About the lab
The laboratory consists of several research groups working on learning and research projects on topics such as automated theorem proving, math for AI safety, ML for mathematical modeling, or mathematical foundations of ML. Each group typically has 3–6 people at a mix of levels (undergraduates, graduate students, postdocs, and faculty), with 1–3 mentors per group. Periodically, groups make short presentations to the whole lab on what they have learned or discovered.
Organizers
- Daniel Halpern-Leistner – homepage
- Lionel Levine – homepage
- Alex Townsend – homepage
- Ziv Goldfeld – homepage
Spring 2026 Projects
There has been recent work modifying the architecture of large language models so that they can reason entirely in a space of latent variables, as opposed to reasoning through text. This project aims to understand that work better and to explore, more generally, models whose output is the result of a dynamical process, rather than a fixed-length computation.

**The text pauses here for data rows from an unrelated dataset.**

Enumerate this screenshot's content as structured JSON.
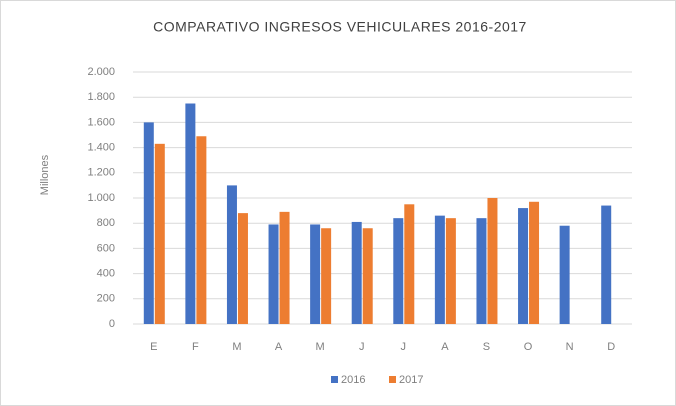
{
  "chart_data": {
    "type": "bar",
    "title": "COMPARATIVO INGRESOS VEHICULARES 2016-2017",
    "y_label": "Millones",
    "categories": [
      "E",
      "F",
      "M",
      "A",
      "M",
      "J",
      "J",
      "A",
      "S",
      "O",
      "N",
      "D"
    ],
    "series": [
      {
        "name": "2016",
        "color": "#4472c4",
        "values": [
          1600,
          1750,
          1100,
          790,
          790,
          810,
          840,
          860,
          840,
          920,
          780,
          940
        ]
      },
      {
        "name": "2017",
        "color": "#ed7d31",
        "values": [
          1430,
          1490,
          880,
          890,
          760,
          760,
          950,
          840,
          1000,
          970,
          null,
          null
        ]
      }
    ],
    "ylim": [
      0,
      2000
    ],
    "yticks": [
      0,
      200,
      400,
      600,
      800,
      {
        "value": 1000,
        "label": "1.000"
      },
      {
        "value": 1200,
        "label": "1.200"
      },
      {
        "value": 1400,
        "label": "1.400"
      },
      {
        "value": 1600,
        "label": "1.600"
      },
      {
        "value": 1800,
        "label": "1.800"
      },
      {
        "value": 2000,
        "label": "2.000"
      }
    ],
    "grid": true,
    "legend": "bottom"
  }
}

This project will develop a benchmarking task for applying AI to formalization of mathematics in Lean. The benchmark will be very challenging (to appeal to ML researchers), will involve research-level mathematics, and will focus on autoformalization—converting natural language statements and proofs into Lean code—as opposed to black-box automated theorem proving. The philosophy behind the project is explained here: View Slides →
Automated theorem proving methods mostly use reinforcement learning to guide step-wise theorem proving in a formally verifiable language (like Lean), or try to generate a formal proof all at once with an LLM. This project investigates using tree search in a way closer to how people find proofs: identify a sequence of intermediate facts that would verifiably imply the result and seem easier to prove, then iteratively prove these simpler claims.
Standard neural networks approximate functions using compositions of smooth or piecewise-linear nonlinearities, which are poorly suited for representing sharp transitions, boundary layers, or near singular behavior. Rational neural networks replace standard activations with rational functions (ratios of polynomials). This project studies rational neural networks as a mathematically structured alternative to standard architectures.

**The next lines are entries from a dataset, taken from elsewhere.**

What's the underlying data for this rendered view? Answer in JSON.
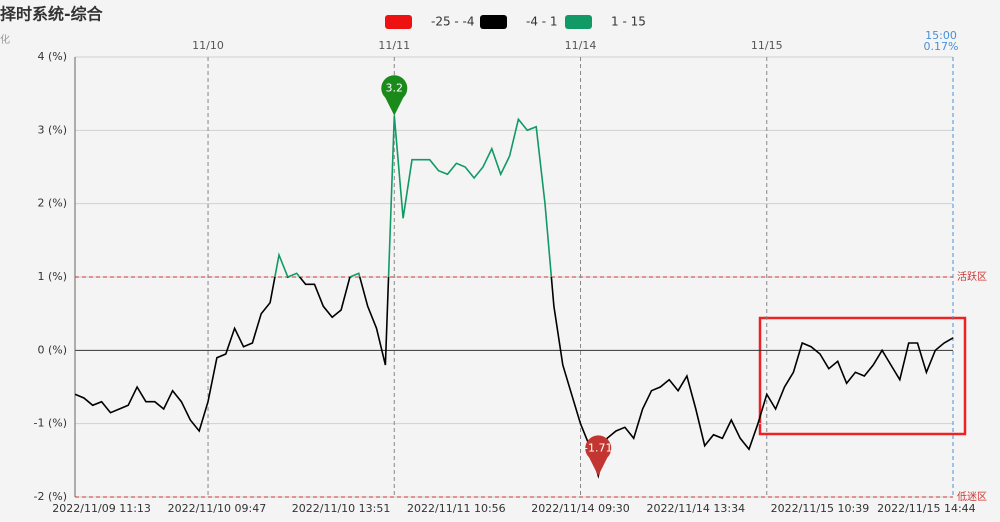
{
  "chart_data": {
    "type": "line",
    "title": "择时系统-综合",
    "y_axis_name": "化",
    "categories": [
      null,
      null,
      null,
      "2022/11/09 11:13",
      null,
      null,
      null,
      null,
      null,
      null,
      null,
      null,
      null,
      null,
      null,
      null,
      "2022/11/10 09:47",
      null,
      null,
      null,
      null,
      null,
      null,
      null,
      null,
      null,
      null,
      null,
      null,
      null,
      "2022/11/10 13:51",
      null,
      null,
      null,
      null,
      null,
      null,
      null,
      null,
      null,
      null,
      null,
      null,
      "2022/11/11 10:56",
      null,
      null,
      null,
      null,
      null,
      null,
      null,
      null,
      null,
      null,
      null,
      null,
      null,
      "2022/11/14 09:30",
      null,
      null,
      null,
      null,
      null,
      null,
      null,
      null,
      null,
      null,
      null,
      null,
      "2022/11/14 13:34",
      null,
      null,
      null,
      null,
      null,
      null,
      null,
      null,
      null,
      null,
      null,
      null,
      null,
      "2022/11/15 10:39",
      null,
      null,
      null,
      null,
      null,
      null,
      null,
      null,
      null,
      null,
      null,
      "2022/11/15 14:44",
      null,
      null,
      null
    ],
    "x2_categories": [
      null,
      null,
      null,
      null,
      null,
      null,
      null,
      null,
      null,
      null,
      null,
      null,
      null,
      null,
      null,
      "11/10",
      null,
      null,
      null,
      null,
      null,
      null,
      null,
      null,
      null,
      null,
      null,
      null,
      null,
      null,
      null,
      null,
      null,
      null,
      null,
      null,
      "11/11",
      null,
      null,
      null,
      null,
      null,
      null,
      null,
      null,
      null,
      null,
      null,
      null,
      null,
      null,
      null,
      null,
      null,
      null,
      null,
      null,
      "11/14",
      null,
      null,
      null,
      null,
      null,
      null,
      null,
      null,
      null,
      null,
      null,
      null,
      null,
      null,
      null,
      null,
      null,
      null,
      null,
      null,
      "11/15",
      null,
      null,
      null,
      null,
      null,
      null,
      null,
      null,
      null,
      null,
      null,
      null,
      null,
      null,
      null,
      null,
      null,
      null,
      null,
      null,
      "15:00"
    ],
    "values": [
      -0.6,
      -0.65,
      -0.75,
      -0.7,
      -0.85,
      -0.8,
      -0.75,
      -0.5,
      -0.7,
      -0.7,
      -0.8,
      -0.55,
      -0.7,
      -0.95,
      -1.1,
      -0.7,
      -0.1,
      -0.05,
      0.3,
      0.05,
      0.1,
      0.5,
      0.65,
      1.3,
      1.0,
      1.05,
      0.9,
      0.9,
      0.6,
      0.45,
      0.55,
      1.0,
      1.05,
      0.6,
      0.3,
      -0.2,
      3.2,
      1.8,
      2.6,
      2.6,
      2.6,
      2.45,
      2.4,
      2.55,
      2.5,
      2.35,
      2.5,
      2.75,
      2.4,
      2.65,
      3.15,
      3.0,
      3.05,
      2.0,
      0.6,
      -0.2,
      -0.6,
      -1.0,
      -1.3,
      -1.71,
      -1.2,
      -1.1,
      -1.05,
      -1.2,
      -0.8,
      -0.55,
      -0.5,
      -0.4,
      -0.55,
      -0.35,
      -0.8,
      -1.3,
      -1.15,
      -1.2,
      -0.95,
      -1.2,
      -1.35,
      -1.0,
      -0.6,
      -0.8,
      -0.5,
      -0.3,
      0.1,
      0.05,
      -0.05,
      -0.25,
      -0.15,
      -0.45,
      -0.3,
      -0.35,
      -0.2,
      0.0,
      -0.2,
      -0.4,
      0.1,
      0.1,
      -0.3,
      0.0,
      0.1,
      0.17
    ],
    "value_labels": [
      null,
      null,
      null,
      null,
      null,
      null,
      null,
      null,
      null,
      null,
      null,
      null,
      null,
      null,
      null,
      null,
      null,
      null,
      null,
      null,
      null,
      null,
      null,
      null,
      null,
      null,
      null,
      null,
      null,
      null,
      null,
      null,
      null,
      null,
      null,
      null,
      null,
      null,
      null,
      null,
      null,
      null,
      null,
      null,
      null,
      null,
      null,
      null,
      null,
      null,
      null,
      null,
      null,
      null,
      null,
      null,
      null,
      null,
      null,
      null,
      null,
      null,
      null,
      null,
      null,
      null,
      null,
      null,
      null,
      null,
      null,
      null,
      null,
      null,
      null,
      null,
      null,
      null,
      null,
      null,
      null,
      null,
      null,
      null,
      null,
      null,
      null,
      null,
      null,
      null,
      null,
      null,
      null,
      null,
      null,
      null,
      null,
      null,
      null,
      "0.17%"
    ],
    "pieces": [
      {
        "min": -25,
        "max": -4,
        "label": "-25 - -4",
        "color": "#ee1111"
      },
      {
        "min": -4,
        "max": 1,
        "label": "-4 - 1",
        "color": "#000000"
      },
      {
        "min": 1,
        "max": 15,
        "label": "1 - 15",
        "color": "#119966"
      }
    ],
    "mark_points": [
      {
        "type": "max",
        "color": "#1a8a1a"
      },
      {
        "type": "min",
        "color": "#c23531"
      }
    ],
    "ref_lines": [
      {
        "value": 1,
        "label": "活跃区"
      },
      {
        "value": -2,
        "label": "低迷区"
      }
    ],
    "ylim": [
      -2,
      4
    ],
    "yticks": [
      {
        "value": -2,
        "label": "-2 (%)"
      },
      {
        "value": -1,
        "label": "-1 (%)"
      },
      {
        "value": 0,
        "label": "0 (%)"
      },
      {
        "value": 1,
        "label": "1 (%)"
      },
      {
        "value": 2,
        "label": "2 (%)"
      },
      {
        "value": 3,
        "label": "3 (%)"
      },
      {
        "value": 4,
        "label": "4 (%)"
      }
    ],
    "grid": true
  }
}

Modern AI systems are often evaluated by empirical performance, yet many learning tasks are fundamentally limited by the amount of information available in the data. This project studies and extends information-theoretic lower bounds for learning operators and models from data. The goal is to understand when learning is provably impossible or requires an infeasible number of samples, even for idealized learners.
AI coding agents (e.g. Codex-style systems) promise to automate large-scale software development, but it remains unclear whether they are reliable enough for serious scientific computing. This project tests these claims by attempting a systematic translation of a mature numerical computing library into Python.

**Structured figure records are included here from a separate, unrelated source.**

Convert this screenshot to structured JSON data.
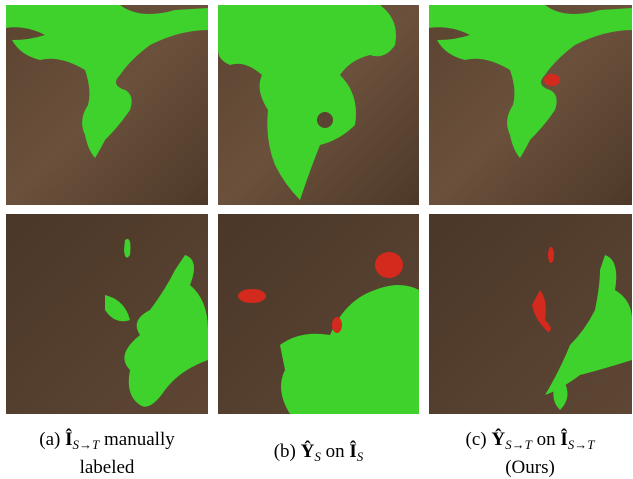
{
  "captions": [
    {
      "label": "(a)",
      "symbol": "Î",
      "subscript": "S→T",
      "lines": [
        "manually",
        "labeled"
      ]
    },
    {
      "label": "(b)",
      "symbol": "Ŷ",
      "subscript": "S",
      "connector": "on",
      "symbol2": "Î",
      "subscript2": "S"
    },
    {
      "label": "(c)",
      "symbol": "Ŷ",
      "subscript": "S→T",
      "connector": "on",
      "symbol2": "Î",
      "subscript2": "S→T",
      "note": "(Ours)"
    }
  ]
}
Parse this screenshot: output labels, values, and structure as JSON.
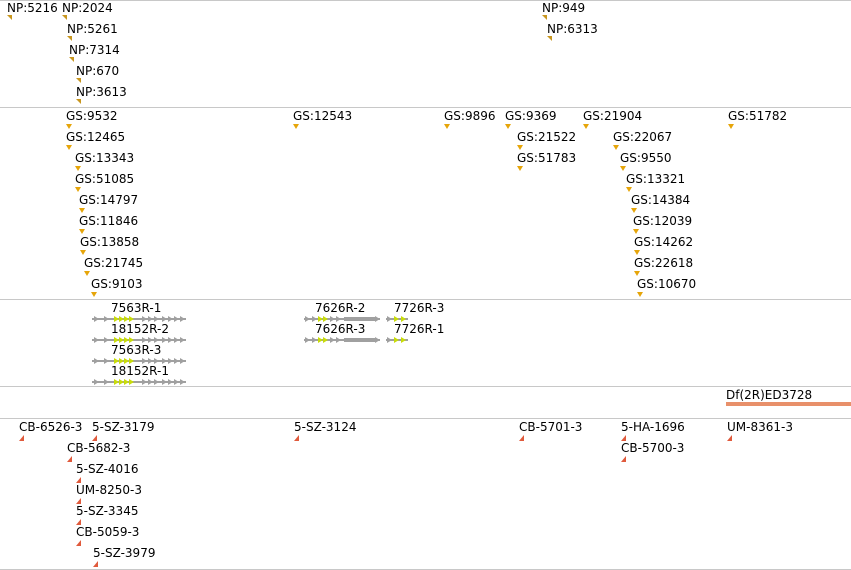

An agent trained on a given reward (for example, to collect coins in a game) is not necessarily motivated by that reward. One way to see this is to deploy the agent in a new environment: it may act in ways that were correlated with coin collection in its training environment, even if those actions no longer yield coins. This project explores black-box definitions of “motivation” based on counterfactual experience (minimal changes to the environment that alter behavior) and counterfactual training (minimal changes to the curriculum that alter behavior).
This project builds on emili by using FER (facial emotion recognition) to train a reward model for LLM fine-tuning.
Masked language models like BERT define a Markov chain on the set of texts of a given length: at each time step, a random token is resampled conditional on all other tokens. As the temperature decreases, more and more states become metastable “traps”. Building on research started in fall 2025, this project investigates a phase transition in the temperature, how framing the text with a fixed prefix or suffix affects the stationary distribution, and how to tilt the distribution with a reward model. The goal is to understand what this Markov chain reveals about the proclivities or biases of the reward model.
AI labs compete fiercely to surpass each other on published benchmarks. This project examines the incentives of that process: What are the incentives of benchmark makers? What motivates labs to compete on one benchmark and ignore another? What techniques do labs use to improve performance on a benchmark, and what side-effects arise from this “benchmaxxing”? As an application, the project uses EigenBench to design a public-facing leaderboard where LLMs are ranked on their alignment to different value systems.
Modern neural networks can solve complex tasks, but it is often unclear how they do so internally. This project aims to “open the black box” by connecting an interpretable, high-level causal model to the internal computations of a neural network. The objective is to produce concrete “handles” for testing and steering a model, going beyond mere concept localization, and to develop practical methods for identifying and validating high-level algorithmic parts inside real neural networks.